Let us look at the technique most commonly taught;
Open clubface, open stance, weight on the target foot.
Long swing with the club sliding through the sand.
This is great if you understand the basics of how to get a ball out of a bunker, but for beginners, ladies and many high handicappers, this method is just too complicated.
I would like to put forward a method that I have tried and tested and had tremendous success with my clients with.
It is simpler and if you can repeat it, which with practice you will be able to do, you will get the ball out every single time.
The technique starts with a set-up where the club face is square to your intended target.
I believe that this is the single biggest reason why this method works. A sand wedge has its name because it has been designed to get the ball out of sand, so why would you want to change the characteristics of the club designed to do the job?

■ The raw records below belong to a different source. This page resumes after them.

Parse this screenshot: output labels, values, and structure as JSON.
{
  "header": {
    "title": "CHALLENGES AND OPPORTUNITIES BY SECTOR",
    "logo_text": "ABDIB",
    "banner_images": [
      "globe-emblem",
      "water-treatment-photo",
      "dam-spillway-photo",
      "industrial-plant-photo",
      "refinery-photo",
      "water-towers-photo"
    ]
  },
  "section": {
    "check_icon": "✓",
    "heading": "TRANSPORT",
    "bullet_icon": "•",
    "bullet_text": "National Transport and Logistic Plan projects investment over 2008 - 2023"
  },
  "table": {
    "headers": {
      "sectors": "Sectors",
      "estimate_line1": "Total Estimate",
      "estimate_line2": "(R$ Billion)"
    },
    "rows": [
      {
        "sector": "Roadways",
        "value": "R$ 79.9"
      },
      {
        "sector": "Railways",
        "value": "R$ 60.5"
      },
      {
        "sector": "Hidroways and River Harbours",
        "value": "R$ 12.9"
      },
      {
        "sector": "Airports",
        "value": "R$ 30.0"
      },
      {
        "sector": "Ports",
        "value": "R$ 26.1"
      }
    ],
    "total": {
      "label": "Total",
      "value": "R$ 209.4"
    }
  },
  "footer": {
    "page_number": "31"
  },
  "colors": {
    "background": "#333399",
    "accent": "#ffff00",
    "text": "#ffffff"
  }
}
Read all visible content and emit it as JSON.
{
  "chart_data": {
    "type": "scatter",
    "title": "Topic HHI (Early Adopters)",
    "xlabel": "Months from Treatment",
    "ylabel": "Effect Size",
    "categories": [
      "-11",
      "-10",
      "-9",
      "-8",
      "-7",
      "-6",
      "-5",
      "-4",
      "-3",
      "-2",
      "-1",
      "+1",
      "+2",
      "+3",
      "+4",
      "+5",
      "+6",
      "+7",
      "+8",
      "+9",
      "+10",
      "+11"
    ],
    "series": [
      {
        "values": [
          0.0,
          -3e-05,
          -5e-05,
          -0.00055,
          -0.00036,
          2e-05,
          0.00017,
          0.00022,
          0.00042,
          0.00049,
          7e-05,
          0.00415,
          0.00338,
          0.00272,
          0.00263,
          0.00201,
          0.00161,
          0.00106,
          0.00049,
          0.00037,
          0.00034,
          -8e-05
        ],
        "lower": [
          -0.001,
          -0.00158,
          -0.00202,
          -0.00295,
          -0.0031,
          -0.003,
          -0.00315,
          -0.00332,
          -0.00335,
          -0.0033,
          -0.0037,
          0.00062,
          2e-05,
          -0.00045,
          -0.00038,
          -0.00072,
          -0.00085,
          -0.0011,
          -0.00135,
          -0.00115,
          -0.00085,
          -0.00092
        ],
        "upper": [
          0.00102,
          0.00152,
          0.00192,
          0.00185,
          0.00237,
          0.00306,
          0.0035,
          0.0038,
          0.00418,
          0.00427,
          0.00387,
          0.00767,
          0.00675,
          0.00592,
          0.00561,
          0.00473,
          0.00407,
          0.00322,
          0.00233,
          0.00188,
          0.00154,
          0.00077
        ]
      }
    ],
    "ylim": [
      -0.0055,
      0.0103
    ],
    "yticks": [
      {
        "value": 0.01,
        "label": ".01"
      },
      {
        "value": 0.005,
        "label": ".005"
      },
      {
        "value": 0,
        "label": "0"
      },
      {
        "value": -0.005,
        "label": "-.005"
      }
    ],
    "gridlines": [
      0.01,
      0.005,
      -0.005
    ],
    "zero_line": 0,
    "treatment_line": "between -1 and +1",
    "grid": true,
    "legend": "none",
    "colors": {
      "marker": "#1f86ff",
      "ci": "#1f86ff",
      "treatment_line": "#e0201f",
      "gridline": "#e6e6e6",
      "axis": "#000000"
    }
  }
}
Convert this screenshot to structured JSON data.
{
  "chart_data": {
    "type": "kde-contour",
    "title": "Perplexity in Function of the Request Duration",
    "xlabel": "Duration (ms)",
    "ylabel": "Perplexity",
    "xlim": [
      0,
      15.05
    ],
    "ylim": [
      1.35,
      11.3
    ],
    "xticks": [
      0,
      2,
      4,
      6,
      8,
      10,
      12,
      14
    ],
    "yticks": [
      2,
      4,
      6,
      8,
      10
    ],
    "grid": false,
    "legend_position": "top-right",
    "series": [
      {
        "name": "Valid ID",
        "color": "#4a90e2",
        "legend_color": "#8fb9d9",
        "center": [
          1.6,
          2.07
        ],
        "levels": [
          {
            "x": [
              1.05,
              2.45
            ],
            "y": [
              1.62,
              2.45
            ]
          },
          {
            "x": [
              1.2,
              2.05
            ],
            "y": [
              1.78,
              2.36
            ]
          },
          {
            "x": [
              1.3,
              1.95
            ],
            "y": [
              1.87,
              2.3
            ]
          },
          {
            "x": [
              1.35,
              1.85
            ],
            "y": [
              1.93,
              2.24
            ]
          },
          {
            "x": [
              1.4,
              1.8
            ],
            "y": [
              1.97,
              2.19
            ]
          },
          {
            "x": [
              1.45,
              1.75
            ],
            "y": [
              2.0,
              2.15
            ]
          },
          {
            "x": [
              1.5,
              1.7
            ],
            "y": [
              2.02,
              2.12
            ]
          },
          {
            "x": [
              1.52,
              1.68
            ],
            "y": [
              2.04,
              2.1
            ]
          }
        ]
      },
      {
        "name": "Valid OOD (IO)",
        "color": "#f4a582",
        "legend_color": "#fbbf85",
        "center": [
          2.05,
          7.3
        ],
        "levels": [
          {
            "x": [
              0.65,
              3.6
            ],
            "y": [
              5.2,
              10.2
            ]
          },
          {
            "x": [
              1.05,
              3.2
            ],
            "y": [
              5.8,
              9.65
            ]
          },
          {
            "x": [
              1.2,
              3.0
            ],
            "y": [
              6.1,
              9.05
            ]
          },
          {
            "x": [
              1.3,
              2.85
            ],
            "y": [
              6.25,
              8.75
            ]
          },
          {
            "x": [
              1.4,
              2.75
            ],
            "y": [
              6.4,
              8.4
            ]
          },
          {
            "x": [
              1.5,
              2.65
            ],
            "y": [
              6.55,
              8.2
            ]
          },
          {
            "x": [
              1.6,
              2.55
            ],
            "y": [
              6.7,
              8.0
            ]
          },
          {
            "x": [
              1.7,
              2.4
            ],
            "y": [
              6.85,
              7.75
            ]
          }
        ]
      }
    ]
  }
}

We are going to use a mid-distance bunker shot as the example here.
Start by drawing a line in the sand about 2 meters long. This is going to be your entry point.
Now this line is the key, when a ball is in play the line is one ball behind the ball you are trying to splash out of the bunker. (I use a ball instead of 2 inches or 5 centimeters because we know the size of a golf ball).
So open your stance about 10º to your intended target line. Widen your stance and flex your knees a little more than normal, this is to get you lower to the ground. The line should be in line with your sternum.
Now beginning at the line I want you to splash the sand out of the bunker using your normal swing (along the line of your feet as always).
The thing you are practicing is not getting the ball out, it is learning to hit the same entry point with each swing, building consistency.
Once you can hit the line 80% of the time you can draw a new line and place a ball, a ball further forward than the line.
Focus on the line and repeat what you have been practicing with the line.
You will quickly see ball after ball flying over the lip of the bunker and on to the green.
To play a longer shot, stand square to the target line and follow the same procedure For shorter shots, open your stance more.